Slow and Steady Drop of the Atacama Water Table from ~15 Ma Constrained by (U-Th)/He Dating of Hematite

Tuesday, 15 December 2015
Poster Hall (Moscone South)
Frances J Cooper, University of Bristol, Bristol, United Kingdom
The western margin of the Central Andes in northern Chile and southern Peru has an arid climate that is thought to have persisted for at least 15 Ma [1–3]. The onset of aridity has been linked to uplift of the Andes, which blocked moisture from the Amazon, creating a rain shadow [e.g. 1]. However, the timing of this uplift and its potential effect on regional climate is poorly understood, with uplift estimates ranging from slow and steady since ≥25 Ma to recent and rapid between ∼10 and 6 Ma [4 & refs therein].

A direct consequence of both tectonic uplift and climate desiccation is the downward migration of the water table [e.g. 5, 6]. Therefore, the timing and rate of water table drop can help to discern between uplift and aridity models.

Here, we directly track the temporal downward migration of the Atacama water table using (U-Th)/He dating of hematite [7]. The hematite (Fe2O3) formed by reaction of oxygenated groundwater with ferrous-bearing minerals above the redox interface [e.g. 8]. Thus, the depth of hematite precipitation as a function of time can be used to constrain the relative movement of the water table.

Nine samples were collected in drill core from an active mine in northern Chile, providing precise depth profiles through the top few 100 m beneath the surface. Our results imply a slow and steady lowering of the water table from ~15 Ma to the present day at a rate of ~11 m/Ma. This change at ~15 Ma reflects onset of river incision due to either an increase in climate aridity or an increase in rock uplift rate along the western Andean margin. Whatever the cause, the steady rate of lowering of the water table implied by our data suggests that the driver has been constant over the last ~15 Ma.

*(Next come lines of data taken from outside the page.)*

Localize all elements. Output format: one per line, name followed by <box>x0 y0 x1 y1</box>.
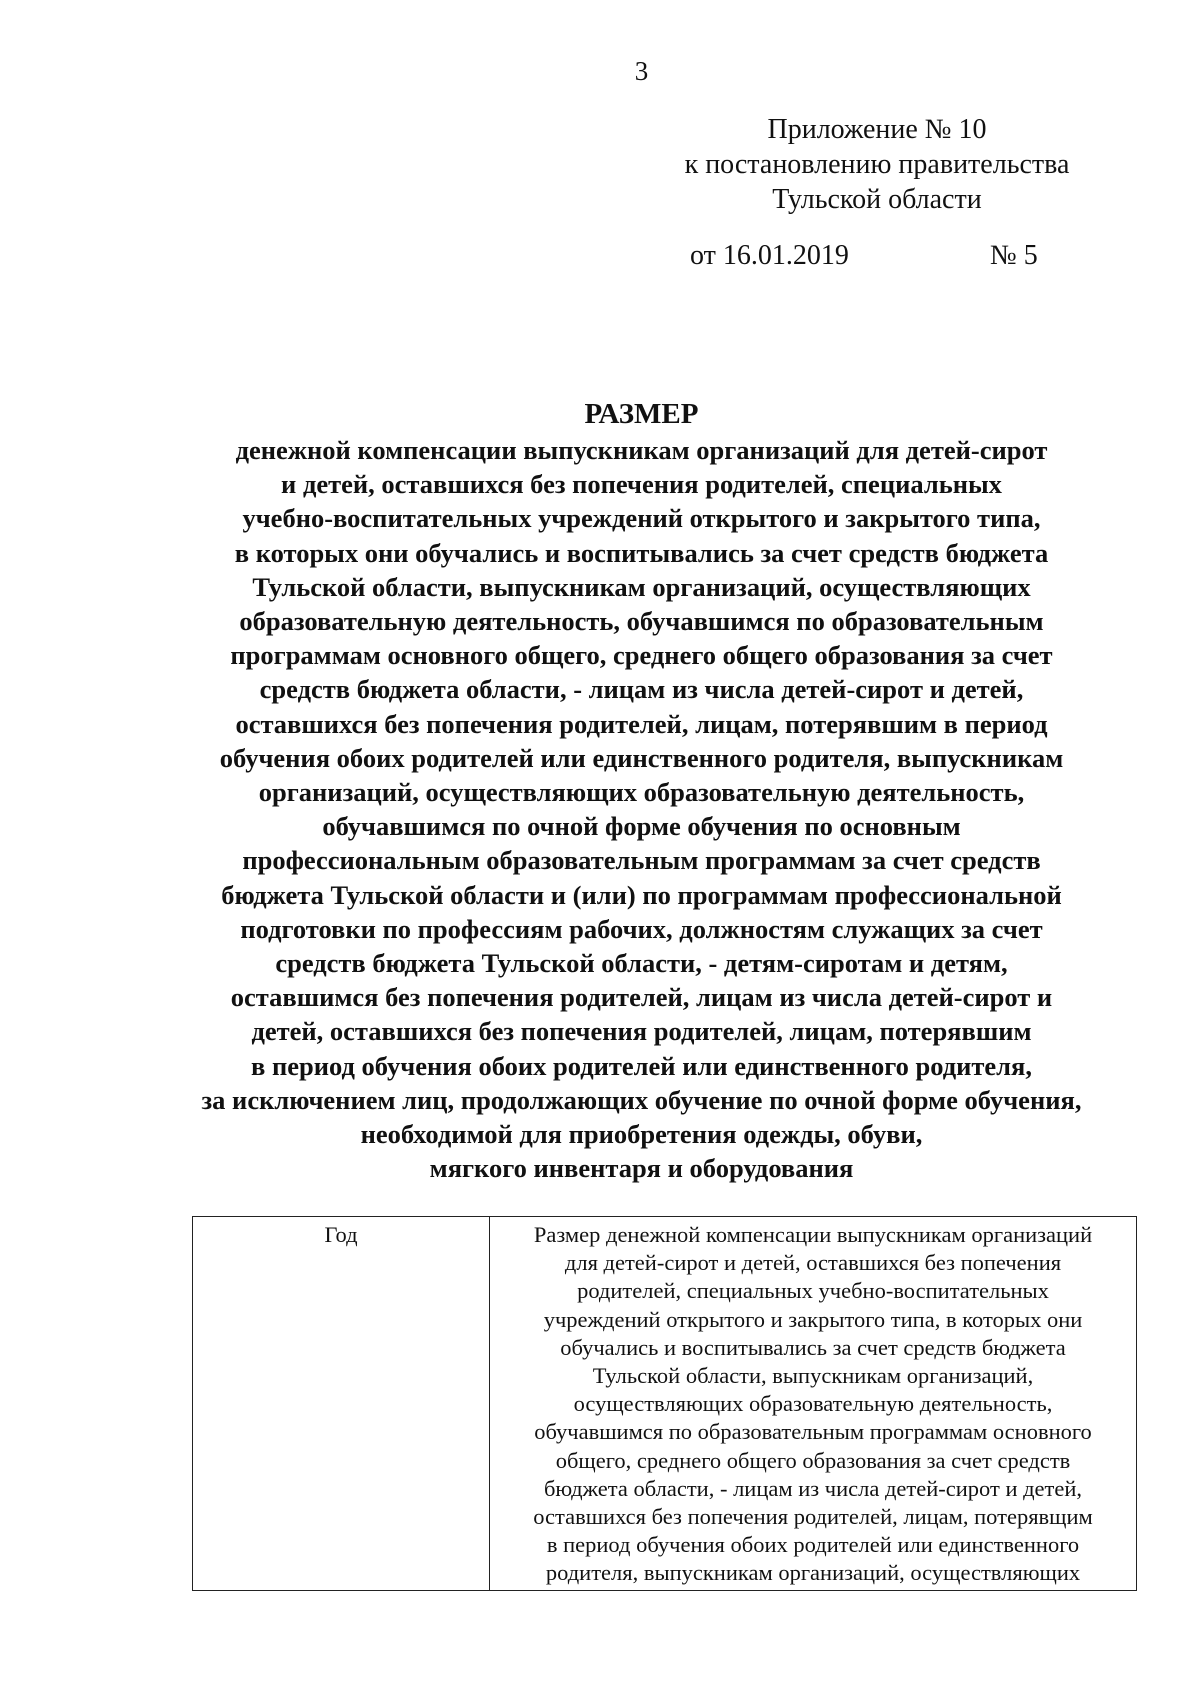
document-number: № 5 <box>990 240 1038 271</box>
heading-title: РАЗМЕР <box>584 398 699 430</box>
year-column-header: Год <box>193 1217 490 1591</box>
appendix-title: Приложение № 10 <box>767 114 987 145</box>
amount-column-header: Размер денежной компенсации выпускникам организаций для детей-сирот и детей, оставшихся без попечения родителей, специальных учебно-воспитательных учреждений открытого и закрытого типа, в которых они обучались и воспитывались за счет средств бюджета Тульской области, выпускникам организаций, осуществляющих образовательную деятельность, обучавшимся по образовательным программам основного общего, среднего общего образования за счет средств бюджета области, - лицам из числа детей-сирот и детей, оставшихся без попечения родителей, лицам, потерявщим в период обучения обоих родителей или единственного родителя, выпускникам организаций, осуществляющих <box>490 1217 1137 1591</box>
compensation-table <box>192 1216 1137 1591</box>
page-number: 3 <box>634 56 649 86</box>
appendix-region: Тульской области <box>772 184 982 215</box>
document-heading <box>150 396 1133 1185</box>
appendix-block <box>676 112 1078 217</box>
document-date-line <box>690 240 1050 272</box>
appendix-reference: к постановлению правительства <box>684 149 1070 180</box>
document-date: от 16.01.2019 <box>690 240 849 271</box>
heading-body: денежной компенсации выпускникам организаций для детей-сирот и детей, оставшихся без попечения родителей, специальных учебно-воспитательных учреждений открытого и закрытого типа, в которых они обучались и воспитывались за счет средств бюджета Тульской области, выпускникам организаций, осуществляющих образовательную деятельность, обучавшимся по образовательным программам основного общего, среднего общего образования за счет средств бюджета области, - лицам из числа детей-сирот и детей, оставшихся без попечения родителей, лицам, потерявшим в период обучения обоих родителей или единственного родителя, выпускникам организаций, осуществляющих образовательную деятельность, обучавшимся по очной форме обучения по основным профессиональным образовательным программам за счет средств бюджета Тульской области и (или) по программам профессиональной подготовки по профессиям рабочих, должностям служащих за счет средств бюджета Тульской области, - детям-сиротам и детям, оставшимся без попечения родителей, лицам из числа детей-сирот и детей, оставшихся без попечения родителей, лицам, потерявшим в период обучения обоих родителей или единственного родителя, за исключением лиц, продолжающих обучение по очной форме обучения, необходимой для приобретения одежды, обуви, мягкого инвентаря и оборудования <box>201 435 1082 1184</box>
table-header-row <box>193 1217 1137 1591</box>
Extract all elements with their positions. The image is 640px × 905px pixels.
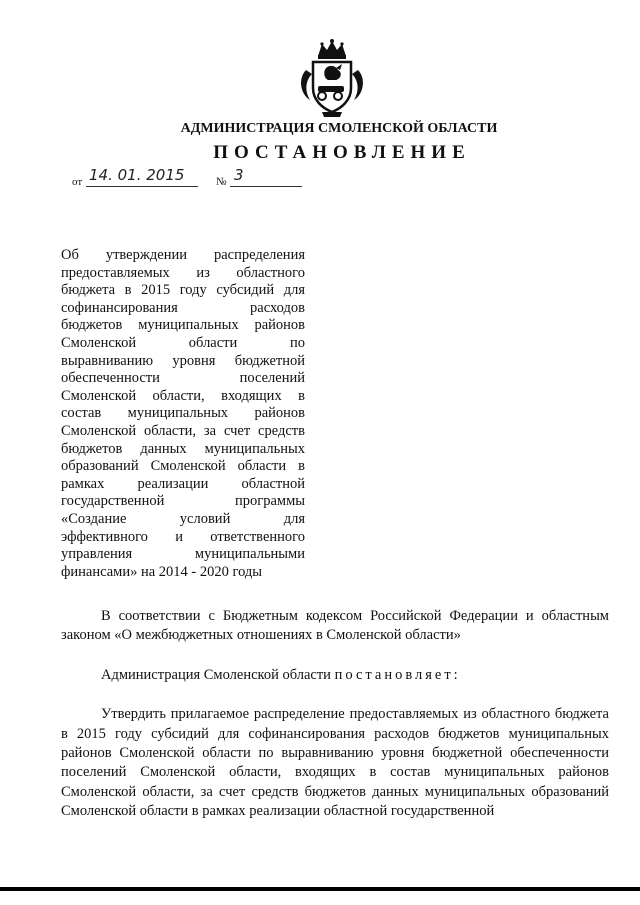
resolution-verb: постановляет: bbox=[334, 666, 461, 683]
document-subject bbox=[61, 247, 305, 581]
subject-line: состав муниципальных районов bbox=[61, 405, 305, 422]
subject-line: предоставляемых из областного bbox=[61, 264, 305, 281]
subject-line: «Создание условий для bbox=[61, 510, 305, 527]
subject-line: Смоленской области по bbox=[61, 334, 305, 351]
date-underline bbox=[86, 186, 198, 187]
body-paragraph-resolution bbox=[61, 666, 609, 685]
subject-line: рамках реализации областной bbox=[61, 475, 305, 492]
organization-name: АДМИНИСТРАЦИЯ СМОЛЕНСКОЙ ОБЛАСТИ bbox=[180, 121, 498, 136]
subject-line: выравниванию уровня бюджетной bbox=[61, 352, 305, 369]
subject-line: эффективного и ответственного bbox=[61, 528, 305, 545]
body-paragraph-legal-basis: В соответствии с Бюджетным кодексом Российской Федерации и областным законом «О межбюджетных отношениях в Смоленской области» bbox=[61, 608, 609, 644]
subject-line: образований Смоленской области в bbox=[61, 458, 305, 475]
handwritten-date: 14. 01. 2015 bbox=[89, 166, 185, 184]
handwritten-number: 3 bbox=[234, 166, 244, 184]
subject-line: бюджета в 2015 году субсидий для bbox=[61, 282, 305, 299]
subject-line: бюджетов муниципальных районов bbox=[61, 317, 305, 334]
subject-line: софинансирования расходов bbox=[61, 299, 305, 316]
body-paragraph-approval: Утвердить прилагаемое распределение предоставляемых из областного бюджета в 2015 году субсидий для софинансирования расходов бюджетов муниципальных районов Смоленской области по выравниванию уровня бюджетной обеспеченности поселений Смоленской области, входящих в состав муниципальных районов Смоленской области, за счет средств бюджетов данных муниципальных образований Смоленской области в рамках реализации областной государственной bbox=[61, 706, 609, 820]
document-type-title: ПОСТАНОВЛЕНИЕ bbox=[213, 142, 471, 163]
subject-line: управления муниципальными bbox=[61, 546, 305, 563]
resolving-authority: Администрация Смоленской области bbox=[101, 666, 331, 683]
number-underline bbox=[230, 186, 302, 187]
subject-line: Об утверждении распределения bbox=[61, 247, 305, 263]
bottom-page-rule bbox=[0, 887, 640, 891]
document-body bbox=[61, 607, 609, 822]
date-prefix-label: от bbox=[72, 176, 83, 188]
date-number-line bbox=[72, 164, 312, 188]
smolensk-coat-of-arms-icon bbox=[296, 38, 368, 118]
subject-line: финансами» на 2014 - 2020 годы bbox=[61, 563, 263, 580]
number-label: № bbox=[216, 176, 227, 188]
subject-line: Смоленской области, за счет средств bbox=[61, 422, 305, 439]
subject-line: бюджетов данных муниципальных bbox=[61, 440, 305, 457]
subject-line: государственной программы bbox=[61, 493, 305, 510]
subject-line: Смоленской области, входящих в bbox=[61, 387, 305, 404]
subject-line: обеспеченности поселений bbox=[61, 370, 305, 387]
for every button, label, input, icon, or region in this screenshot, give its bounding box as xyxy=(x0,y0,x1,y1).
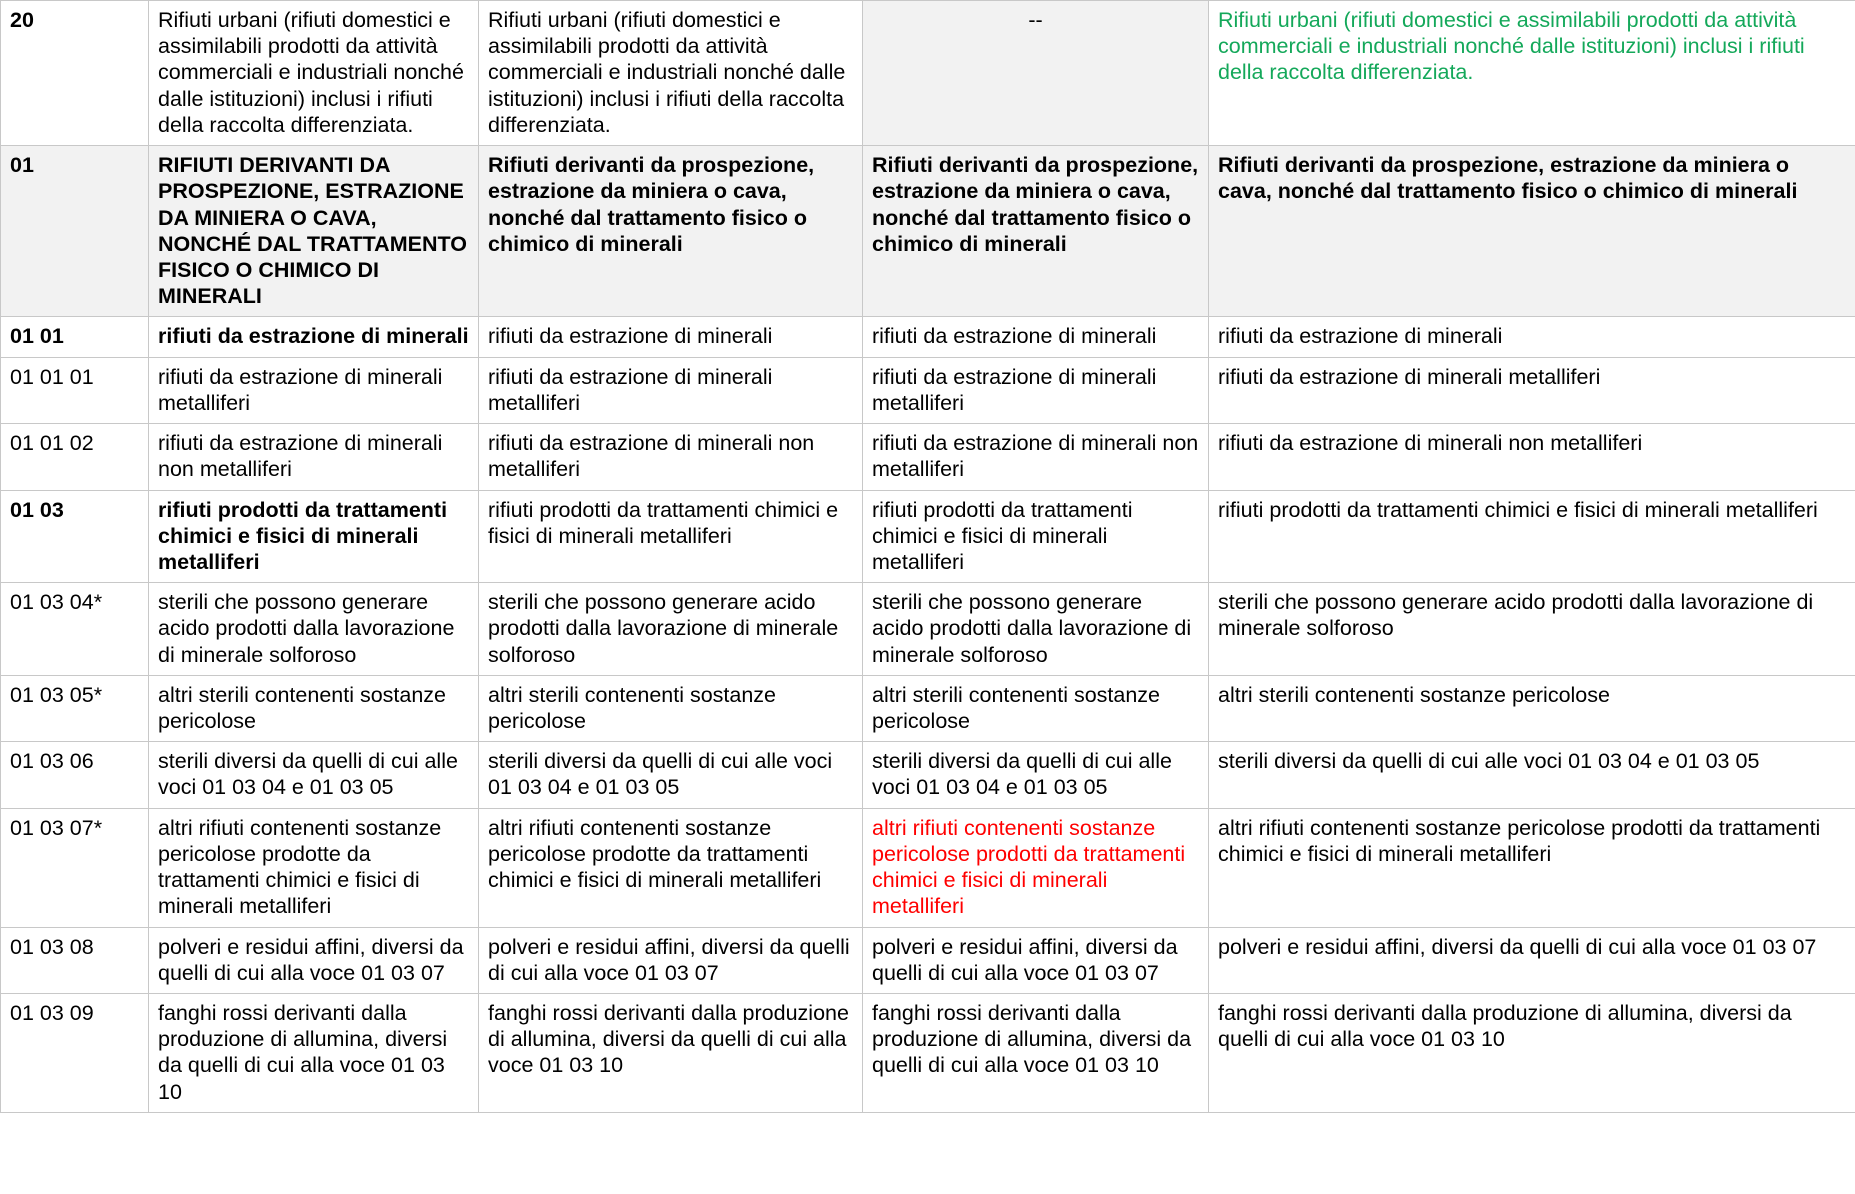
description-cell-4: altri sterili contenenti sostanze pericolose xyxy=(1209,675,1855,741)
description-cell-1: altri rifiuti contenenti sostanze pericolose prodotte da trattamenti chimici e fisici di minerali metalliferi xyxy=(149,808,479,927)
description-cell-3: rifiuti da estrazione di minerali xyxy=(863,317,1209,357)
table-row xyxy=(1,927,1855,993)
table-row xyxy=(1,146,1855,317)
description-cell-1: sterili diversi da quelli di cui alle voci 01 03 04 e 01 03 05 xyxy=(149,742,479,808)
description-cell-1: rifiuti da estrazione di minerali non metalliferi xyxy=(149,424,479,490)
description-cell-4: rifiuti prodotti da trattamenti chimici e fisici di minerali metalliferi xyxy=(1209,490,1855,583)
description-cell-1: sterili che possono generare acido prodotti dalla lavorazione di minerale solforoso xyxy=(149,583,479,676)
table-row xyxy=(1,317,1855,357)
waste-code-cell: 01 03 09 xyxy=(1,994,149,1113)
waste-code-cell: 20 xyxy=(1,1,149,146)
description-cell-1: rifiuti da estrazione di minerali metalliferi xyxy=(149,357,479,423)
waste-code-cell: 01 03 08 xyxy=(1,927,149,993)
description-cell-1: rifiuti da estrazione di minerali xyxy=(149,317,479,357)
description-cell-4: sterili diversi da quelli di cui alle voci 01 03 04 e 01 03 05 xyxy=(1209,742,1855,808)
description-cell-4: fanghi rossi derivanti dalla produzione di allumina, diversi da quelli di cui alla voce 01 03 10 xyxy=(1209,994,1855,1113)
description-cell-1: Rifiuti urbani (rifiuti domestici e assimilabili prodotti da attività commerciali e industriali nonché dalle istituzioni) inclusi i rifiuti della raccolta differenziata. xyxy=(149,1,479,146)
description-cell-3: -- xyxy=(863,1,1209,146)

[1] Alpers & Brimhall (1988), GSAB 100, 1640–1656. [2] Hartley (2003), J. Geol. Soc. London 160, 7–10. [3] Rech et al. (2006), Geology 34, 761–764. [4] Barnes & Ehlers (2009), Earth-Sci. Rev. 97, 117–144. [5] Coates (1990), GSA Spec. Pap. 252, 341–356. [6] Winograd (1986), USGS Report 85-697. [7] Farley & Flowers (2012), EPSL 359-360, 131–140. [8] Kato et al. (2009), EPSL 278, 40–49.